Taxpayers in Warwick district paying millions to cover lost business rates
Empty businesses in Warwick district are costing taxpayers an average of £2.4 million in lost rates each year as part of a national relief scheme.
Empty shops, offices and warehouses do not have to pay business rates for three months.
The aim of the tax relief is to allow for property investment and give landlords time to find a new occupant.
However, the cost to the taxpayer of empty business units has now risen to more than £1bn a year across England and Wales.
Over the past five years in Warwick district, £11.9 million of potential rates income has been lost due to empty premises.
In 2018-19, landlords in the district were exempt from paying £2 million of rates under the scheme.
The district council is expecting this year to be better, losing £1.3 million in rates relief.
Out of 5,210 taxable businesses across the area, the council has told the government that 680 need empty premises relief.
Dr Kevin Muldoon-Smith, an expert in property tax, said business rates were critical to the stability of local authorities going forward.
He said: “We have this perverse situation where local government needs tax to go up and the business community are lobbying very hard for it to go down."
Under law, empty business premises cannot be taxed under the business rates system for at least three months. After this time, most property owners must pay full business rates.
One consequence is that when shops and factories close suddenly, it can result in sizable shortfalls in council funds. In 2015, the collapse of Teesside Steel cost £10.4m in empty premises relief to Redcar and Cleveland council.

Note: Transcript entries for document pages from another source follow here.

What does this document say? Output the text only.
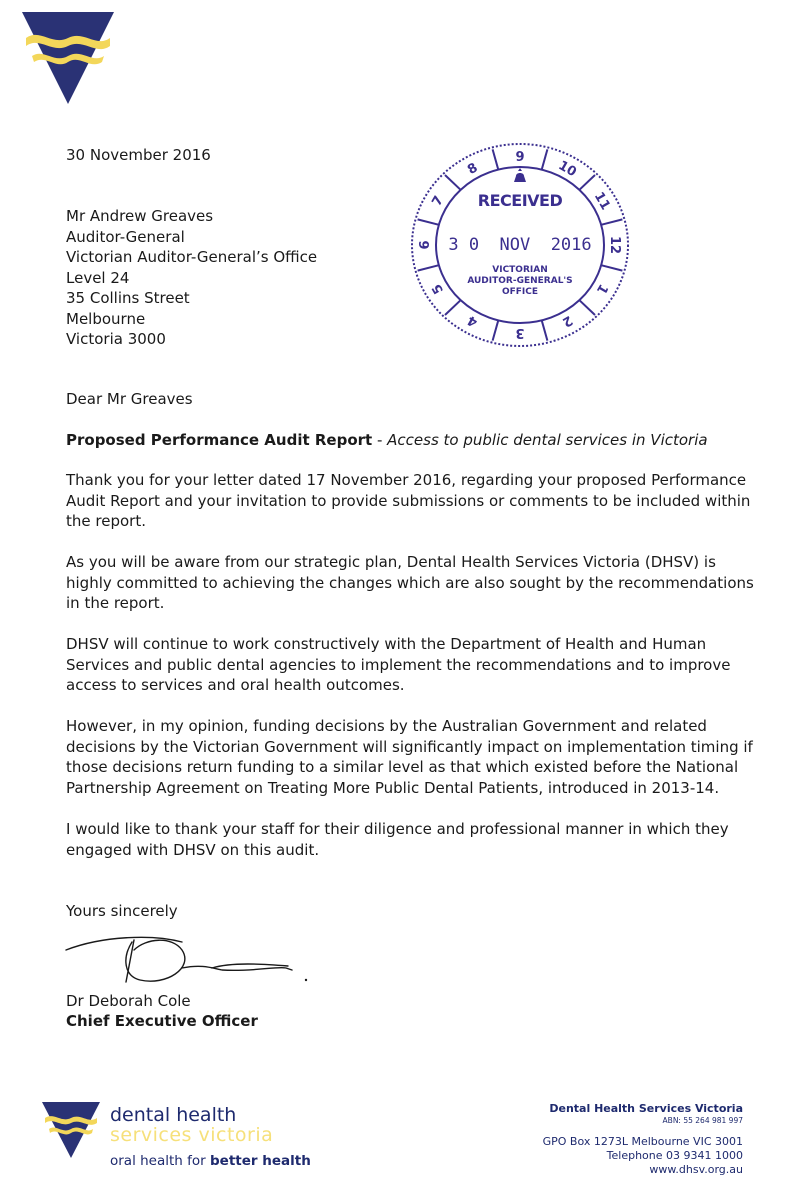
30 November 2016
Mr Andrew Greaves
Auditor-General
Victorian Auditor-General’s Office
Level 24
35 Collins Street
Melbourne
Victoria 3000
9
10
11
12
1
2
3
4
5
6
7
8
RECEIVED
3 0  NOV  2016
VICTORIAN
AUDITOR-GENERAL'S
OFFICE
Dear Mr Greaves
Proposed Performance Audit Report - Access to public dental services in Victoria
Thank you for your letter dated 17 November 2016, regarding your proposed Performance Audit Report and your invitation to provide submissions or comments to be included within the report.
As you will be aware from our strategic plan, Dental Health Services Victoria (DHSV) is highly committed to achieving the changes which are also sought by the recommendations in the report.
DHSV will continue to work constructively with the Department of Health and Human Services and public dental agencies to implement the recommendations and to improve access to services and oral health outcomes.
However, in my opinion, funding decisions by the Australian Government and related decisions by the Victorian Government will significantly impact on implementation timing if those decisions return funding to a similar level as that which existed before the National Partnership Agreement on Treating More Public Dental Patients, introduced in 2013-14.
I would like to thank your staff for their diligence and professional manner in which they engaged with DHSV on this audit.
Yours sincerely
Dr Deborah Cole
Chief Executive Officer
dental health
services victoria
oral health for better health
Dental Health Services Victoria
ABN: 55 264 981 997
GPO Box 1273L Melbourne VIC 3001
Telephone 03 9341 1000
www.dhsv.org.au
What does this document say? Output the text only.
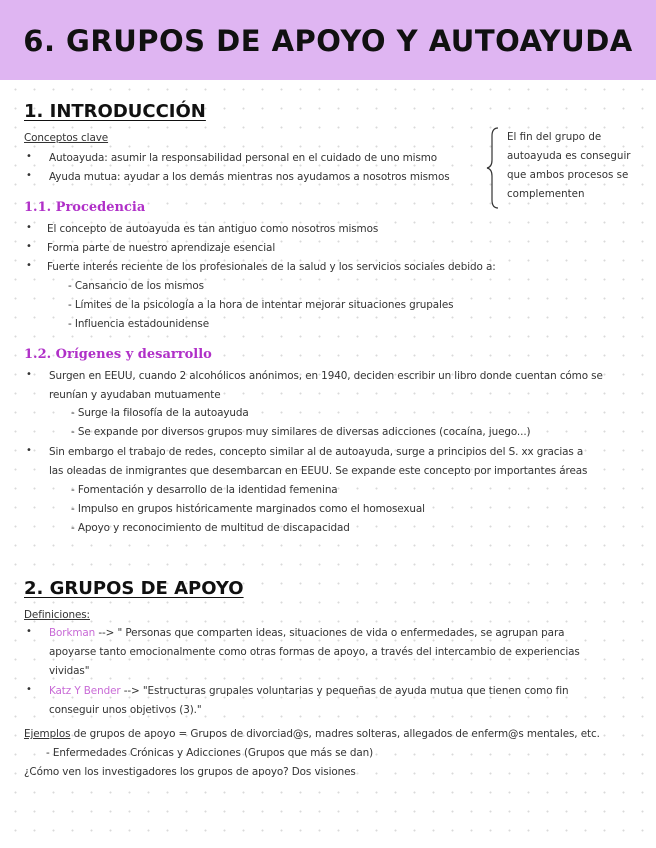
6. GRUPOS DE APOYO Y AUTOAYUDA
1. INTRODUCCIÓN
Conceptos clave
• Autoayuda: asumir la responsabilidad personal en el cuidado de uno mismo
• Ayuda mutua: ayudar a los demás mientras nos ayudamos a nosotros mismos
El fin del grupo de
autoayuda es conseguir
que ambos procesos se
complementen
1.1. Procedencia
• El concepto de autoayuda es tan antiguo como nosotros mismos
• Forma parte de nuestro aprendizaje esencial
• Fuerte interés reciente de los profesionales de la salud y los servicios sociales debido a:
- Cansancio de los mismos
- Límites de la psicología a la hora de intentar mejorar situaciones grupales
- Influencia estadounidense
1.2. Orígenes y desarrollo
• Surgen en EEUU, cuando 2 alcohólicos anónimos, en 1940, deciden escribir un libro donde cuentan cómo se
reunían y ayudaban mutuamente
- Surge la filosofía de la autoayuda
- Se expande por diversos grupos muy similares de diversas adicciones (cocaína, juego...)
• Sin embargo el trabajo de redes, concepto similar al de autoayuda, surge a principios del S. xx gracias a
las oleadas de inmigrantes que desembarcan en EEUU. Se expande este concepto por importantes áreas
- Fomentación y desarrollo de la identidad femenina
- Impulso en grupos históricamente marginados como el homosexual
- Apoyo y reconocimiento de multitud de discapacidad
2. GRUPOS DE APOYO
Definiciones:
• Borkman --> " Personas que comparten ideas, situaciones de vida o enfermedades, se agrupan para
apoyarse tanto emocionalmente como otras formas de apoyo, a través del intercambio de experiencias
vividas"
• Katz Y Bender --> "Estructuras grupales voluntarias y pequeñas de ayuda mutua que tienen como fin
conseguir unos objetivos (3)."
Ejemplos de grupos de apoyo = Grupos de divorciad@s, madres solteras, allegados de enferm@s mentales, etc.
- Enfermedades Crónicas y Adicciones (Grupos que más se dan)
¿Cómo ven los investigadores los grupos de apoyo? Dos visiones
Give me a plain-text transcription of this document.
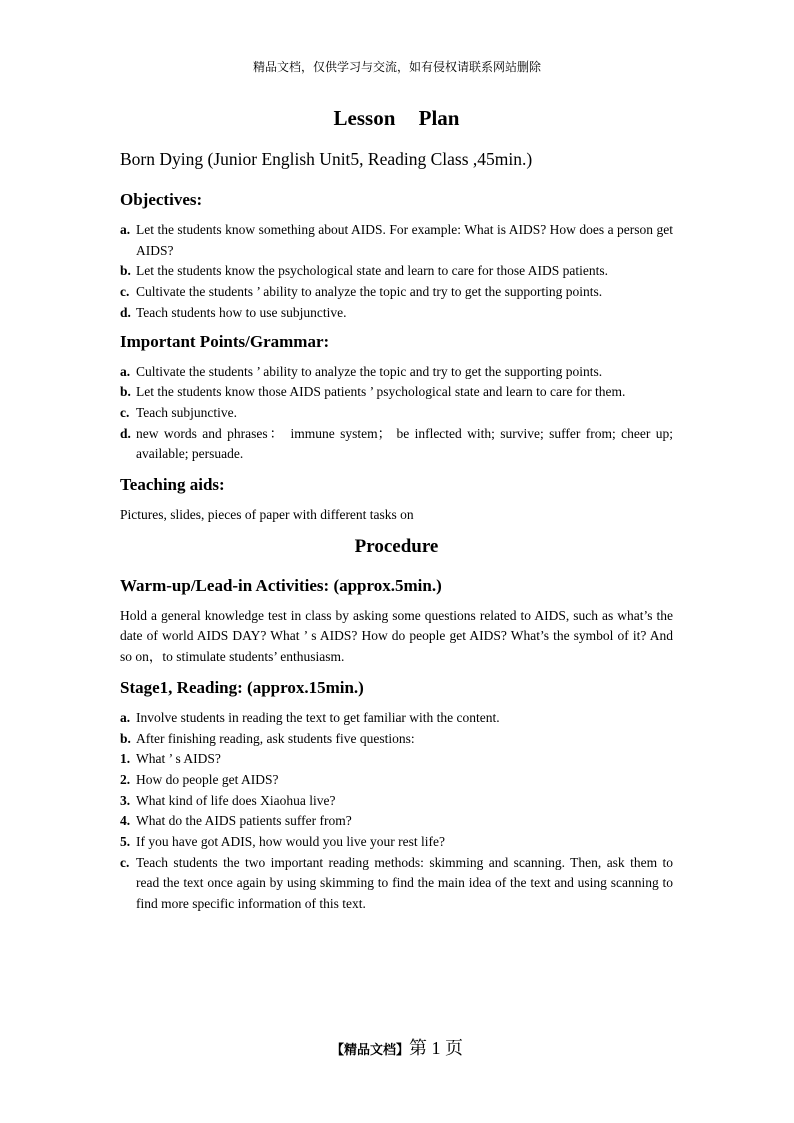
精品文档，仅供学习与交流，如有侵权请联系网站删除
Lesson Plan
Born Dying (Junior English Unit5, Reading Class ,45min.)
Objectives:
a. Let the students know something about AIDS. For example: What is AIDS? How does a person get AIDS?
b. Let the students know the psychological state and learn to care for those AIDS patients.
c. Cultivate the students ’ ability to analyze the topic and try to get the supporting points.
d. Teach students how to use subjunctive.
Important Points/Grammar:
a. Cultivate the students ’ ability to analyze the topic and try to get the supporting points.
b. Let the students know those AIDS patients ’ psychological state and learn to care for them.
c. Teach subjunctive.
d. new words and phrases： immune system； be inflected with; survive; suffer from; cheer up; available; persuade.
Teaching aids:

Pictures, slides, pieces of paper with different tasks on

Procedure
Warm-up/Lead-in Activities: (approx.5min.)

Hold a general knowledge test in class by asking some questions related to AIDS, such as what’s the date of world AIDS DAY? What ’ s AIDS? How do people get AIDS? What’s the symbol of it? And so on，to stimulate students’ enthusiasm.

Stage1, Reading: (approx.15min.)
a. Involve students in reading the text to get familiar with the content.
b. After finishing reading, ask students five questions:
1. What ’ s AIDS?
2. How do people get AIDS?
3. What kind of life does Xiaohua live?
4. What do the AIDS patients suffer from?
5. If you have got ADIS, how would you live your rest life?
c. Teach students the two important reading methods: skimming and scanning. Then, ask them to read the text once again by using skimming to find the main idea of the text and using scanning to find more specific information of this text.
【精品文档】第 1 页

Some businesses can get extended empty property relief. Industrial premises, for example, are exempt for a further three months and listed buildings are exempt indefinitely.
Not all the potential income lost through empty rates relief would be retained by the local authority. Under current legislation, around half of business rates collected is retained by the LA and the rest is returned to the government for redistribution.
Business rates are a key pressure on the high street. Rates are the equivalent of council tax for businesses and are paid by shop-owners or, for empty properties, landlords.
But while retailers lobby for the burden of business rates to be lightened, councils are becoming increasingly dependent on business rates income as grants from central government are scaled back.
Government reports have acknowledged uncertainty over the future of business rates reforms had affected councils’ financial planning.
In October, a select committee urged reform for a ‘broken’ system.
Councils have long been promised a greater share of their business rates as grants are cut.
The government has promised councils 75 per cent retention of any growth in business rates from April 2021.
Some local authorities already have 100 per cent business rates retention pilots in exchange for additional cuts.
The government reallocates some business rates income from richer authorities to poorer ones through a top up/tariff system.
But there have been concerns rates retention could eventually increase disparity between areas.
The Local Government Association has estimated a gap between funding needs and revenue of £8bn by 2025.
Economists have warned that without additional support, councils’ public services will be ‘eroded’.
Councillor Richard Hales, Warwick District Council's portfolio holder for finance, said: “The empty property relief for business premises is a statutory relief that all councils have to apply once a property becomes empty, and is designed to provide the owner ample time to re-let or refurbish their property.
"After this period, if the property is still empty, 100 per cent of business rates is charged.
“Our priority is to always ensure that properties do not remain empty for long.
"Alongside our own business support team within the council, we also work closely with our partners including the chambers of trade, BID Leamington, Warwickshire County Council and the Local Enterprise Partnership to help promote available business premises.”